I have had problems with cables before, where a cable would work for one phone but not another. Try one or two other cables. Are both of the computers Windows?
I did. I'm going to try it today at work with one of our forensic computers to see if I get a different response. I used two phones, one above and a Samsung s7 and neither would work. Same settings on both phones. I'll post a reply with the results.
Interesting, but nowadays to root a phone it's necessary to wipe it. So the aqcuisition becomes useless. Am I right?
If you have to wipe the phone, it is going to be very hard to get any interesting data. Modern acquisition tools use (expensive) vulnerabilities to get root access to make their acquisitions. That's one reason commercial mobile acquisition tools are so expensive.
Trying to run ncat I get: libnsock select_loop(): nsock_loop error 10038: An operation was attempted on something that is not a socket.
Jared Kotoff was that on the phone or the computer? Can you give the while command?
That was on the computer (Windows 10) with the latest binary of ncat.exe
ncat 127.0.0.1 8888 > android.dd
But Im on a mac and it seems to be working again.
Sorry, but where would get samples of extracted android images
You can find a lot of data sets here: cfreds.nist.gov/
i cant get adb to run on my pc i am doing adb.exe -h but it doenst recognize the command?? help
Did you download Android Studio from here: developer.android.com/studio
If you are using Windows, then you should have adb.exe after installing studio. If you are using MacOS or Linux it will just be "adb".
hi! im stuck at busybox not found.
Most likely the phone was not rooted properly, so busybox could not be installed or does not have permission to run tools on the phone. Check for rooting.
This is not possible with a phone with broken display and no debugging turned on, more of a real world scenario.

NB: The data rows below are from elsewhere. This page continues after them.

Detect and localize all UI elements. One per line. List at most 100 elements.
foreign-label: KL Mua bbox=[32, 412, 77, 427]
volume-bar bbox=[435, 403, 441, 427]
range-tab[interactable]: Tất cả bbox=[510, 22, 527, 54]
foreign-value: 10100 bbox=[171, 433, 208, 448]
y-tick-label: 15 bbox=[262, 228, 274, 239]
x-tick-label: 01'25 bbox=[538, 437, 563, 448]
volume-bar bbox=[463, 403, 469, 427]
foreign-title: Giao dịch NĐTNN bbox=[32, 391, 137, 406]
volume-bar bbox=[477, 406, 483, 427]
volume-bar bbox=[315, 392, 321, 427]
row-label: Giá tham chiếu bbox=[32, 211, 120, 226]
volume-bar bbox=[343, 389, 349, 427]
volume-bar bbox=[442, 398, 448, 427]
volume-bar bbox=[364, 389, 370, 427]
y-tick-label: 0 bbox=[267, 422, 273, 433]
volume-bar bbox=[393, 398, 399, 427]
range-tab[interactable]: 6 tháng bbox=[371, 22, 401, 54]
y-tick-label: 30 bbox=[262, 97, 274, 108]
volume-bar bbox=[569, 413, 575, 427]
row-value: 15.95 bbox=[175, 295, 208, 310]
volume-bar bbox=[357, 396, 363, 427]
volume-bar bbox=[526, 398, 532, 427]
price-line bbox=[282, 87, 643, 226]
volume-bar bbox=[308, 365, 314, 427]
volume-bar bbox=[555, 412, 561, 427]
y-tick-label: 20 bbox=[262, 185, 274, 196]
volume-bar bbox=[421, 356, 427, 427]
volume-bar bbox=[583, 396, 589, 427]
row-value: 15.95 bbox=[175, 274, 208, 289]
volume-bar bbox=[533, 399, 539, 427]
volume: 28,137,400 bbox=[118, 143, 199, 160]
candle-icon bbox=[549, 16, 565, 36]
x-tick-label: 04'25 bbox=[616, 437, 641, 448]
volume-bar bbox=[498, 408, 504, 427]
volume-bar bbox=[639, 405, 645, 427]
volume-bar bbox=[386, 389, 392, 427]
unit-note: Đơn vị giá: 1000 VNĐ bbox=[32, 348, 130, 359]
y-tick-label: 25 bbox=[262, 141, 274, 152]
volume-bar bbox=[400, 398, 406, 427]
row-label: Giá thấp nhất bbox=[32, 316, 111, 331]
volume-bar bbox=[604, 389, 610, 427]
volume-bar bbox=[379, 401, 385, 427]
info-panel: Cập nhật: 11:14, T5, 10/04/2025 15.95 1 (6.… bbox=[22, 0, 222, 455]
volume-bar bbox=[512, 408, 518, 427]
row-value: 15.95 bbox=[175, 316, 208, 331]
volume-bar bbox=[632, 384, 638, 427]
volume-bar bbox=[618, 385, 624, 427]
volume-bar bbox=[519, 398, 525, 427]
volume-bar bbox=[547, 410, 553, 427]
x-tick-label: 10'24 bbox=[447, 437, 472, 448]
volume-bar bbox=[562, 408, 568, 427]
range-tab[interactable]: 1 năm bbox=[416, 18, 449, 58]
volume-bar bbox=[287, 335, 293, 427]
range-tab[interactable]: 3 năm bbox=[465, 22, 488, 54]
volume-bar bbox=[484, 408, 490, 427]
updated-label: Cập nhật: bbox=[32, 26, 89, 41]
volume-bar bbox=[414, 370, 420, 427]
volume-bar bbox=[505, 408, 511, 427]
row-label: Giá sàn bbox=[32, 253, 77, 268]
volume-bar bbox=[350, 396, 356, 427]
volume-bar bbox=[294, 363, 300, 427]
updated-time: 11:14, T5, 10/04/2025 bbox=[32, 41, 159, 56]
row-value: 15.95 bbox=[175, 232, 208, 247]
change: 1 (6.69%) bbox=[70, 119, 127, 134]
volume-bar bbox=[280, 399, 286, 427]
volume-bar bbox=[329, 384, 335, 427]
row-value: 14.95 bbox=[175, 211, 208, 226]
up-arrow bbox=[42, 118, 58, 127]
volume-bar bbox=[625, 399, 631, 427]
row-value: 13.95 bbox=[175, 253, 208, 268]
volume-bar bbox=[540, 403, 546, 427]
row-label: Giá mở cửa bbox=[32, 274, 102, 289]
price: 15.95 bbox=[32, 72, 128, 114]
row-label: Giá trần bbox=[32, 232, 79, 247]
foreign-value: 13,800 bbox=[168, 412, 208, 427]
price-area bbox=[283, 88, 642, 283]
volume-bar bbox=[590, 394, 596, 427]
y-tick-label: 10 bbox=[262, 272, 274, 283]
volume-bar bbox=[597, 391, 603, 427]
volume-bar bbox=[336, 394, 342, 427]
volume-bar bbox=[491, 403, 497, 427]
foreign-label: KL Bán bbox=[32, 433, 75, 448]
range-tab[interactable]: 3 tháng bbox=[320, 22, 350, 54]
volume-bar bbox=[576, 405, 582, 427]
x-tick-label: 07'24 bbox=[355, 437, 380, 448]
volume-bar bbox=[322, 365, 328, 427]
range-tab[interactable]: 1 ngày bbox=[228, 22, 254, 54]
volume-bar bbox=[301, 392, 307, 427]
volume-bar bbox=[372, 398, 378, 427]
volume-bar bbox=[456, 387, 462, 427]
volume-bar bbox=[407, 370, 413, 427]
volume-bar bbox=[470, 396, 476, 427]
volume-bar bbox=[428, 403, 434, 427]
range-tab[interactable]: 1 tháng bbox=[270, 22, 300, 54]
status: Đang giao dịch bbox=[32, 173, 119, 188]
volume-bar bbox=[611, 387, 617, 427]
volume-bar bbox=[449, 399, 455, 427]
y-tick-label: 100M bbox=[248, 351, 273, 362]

I'm unable to connect devices how to connect can you say
You will need to enabled Android Debugging Mode on the phone first, then connect the phone to the computer. When you connect the phone to the computer and start running ADB you will have to allow connections on the phone (a message will pop-up on the phone). To enable ADB check out this page: www.aiseesoft.com/tutorial/enable-usb-debugging-for-android.html
Aha. This is how we can get disk image of Android devices.
Just one way. Remember this is where the phone is "live" and it will modify some data.